But here’s the trick: because Organic Pastures is responding
to specific demand rather than pouring product into an overflowing
marketplace, it gets a worthwhile return.
Mark’s is the only business in the country offering
raw, organic cow’s milk, and people are willing to pay
for it. What’s more, they even do his marketing for
him—rather than solicit stores himself, Mark relies
on visitors to his web site to ask their local markets to
carry his product.
So while the average dairyman gets $9-11 per hundredweight
for his milk, and the average organic dairyman $15-20, Organic
Pastures gets what works out to $55-60. That’s $1.50
a quart (up to $2.50 for the 20 percent they deliver themselves),
compared to conventional’s $1.03 a gallon when
it leaves the farm.
People are willing to pay more because Mark has proven that
his product is different, and better. “Normally the
farmer is just on the farm,” he says. “But with
this kind of business, you have no choice but to be out there
educating and getting involved in the marketplace.”
He spreads the gospel at trade shows, in radio interviews
and letters to editors, on his delivery routes, and on the
constant tours he gives when at the farm.
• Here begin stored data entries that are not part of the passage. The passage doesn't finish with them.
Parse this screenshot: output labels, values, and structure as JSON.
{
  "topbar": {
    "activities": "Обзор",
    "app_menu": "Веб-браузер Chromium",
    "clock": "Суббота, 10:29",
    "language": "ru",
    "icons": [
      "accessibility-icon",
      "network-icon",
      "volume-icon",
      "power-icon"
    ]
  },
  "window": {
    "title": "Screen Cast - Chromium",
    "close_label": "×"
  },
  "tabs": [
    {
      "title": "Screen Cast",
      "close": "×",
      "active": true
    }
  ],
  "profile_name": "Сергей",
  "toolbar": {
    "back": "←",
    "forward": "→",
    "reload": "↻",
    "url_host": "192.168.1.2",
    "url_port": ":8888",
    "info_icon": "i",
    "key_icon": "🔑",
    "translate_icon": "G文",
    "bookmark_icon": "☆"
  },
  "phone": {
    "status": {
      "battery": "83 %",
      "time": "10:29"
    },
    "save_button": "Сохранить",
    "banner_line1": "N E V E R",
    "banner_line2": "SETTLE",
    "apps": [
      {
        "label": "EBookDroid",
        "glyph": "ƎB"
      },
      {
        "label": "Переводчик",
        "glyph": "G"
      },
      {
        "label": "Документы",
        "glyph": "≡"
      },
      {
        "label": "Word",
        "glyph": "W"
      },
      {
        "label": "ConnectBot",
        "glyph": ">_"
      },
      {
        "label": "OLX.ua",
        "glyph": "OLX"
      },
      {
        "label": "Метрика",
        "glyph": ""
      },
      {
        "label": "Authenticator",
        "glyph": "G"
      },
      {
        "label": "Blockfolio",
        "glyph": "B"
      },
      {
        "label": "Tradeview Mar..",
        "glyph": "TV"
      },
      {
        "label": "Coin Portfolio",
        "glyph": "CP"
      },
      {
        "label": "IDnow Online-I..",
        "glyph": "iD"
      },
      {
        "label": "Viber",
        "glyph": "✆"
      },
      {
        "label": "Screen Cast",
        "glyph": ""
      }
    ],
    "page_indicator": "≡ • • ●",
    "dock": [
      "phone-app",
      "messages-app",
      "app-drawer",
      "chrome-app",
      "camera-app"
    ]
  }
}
This mobility is
possible because of a web of committed employees, and one
in particular: his son, Aaron.
and proud of it: Mark's cows are happy,
healthy and pathogen free.
At the far side of the mobile milking parlor, we encounter
the 19-year-old redhead on his way to deliver hay to the herd.
Aaron is tall, his body just on the verge of becoming a powerful
machine. Dressed in denim, plaid, and a rigid white cowboy
hat, he looks far more like a farmer than his father.
Mark tries not to embarrass the boy with introductions, but
still lets slip that Aaron gets all A’s at Fresno State,
that he sets the curve in calculus class. Dad beams while
reporting that his son has done all the jobs on the farm—from
marketing at dozens of Whole Foods stores to milking the herd
solo. Aaron toes the ground with sincere humility, politely
waiting out the pleasantries so he can get back to the field.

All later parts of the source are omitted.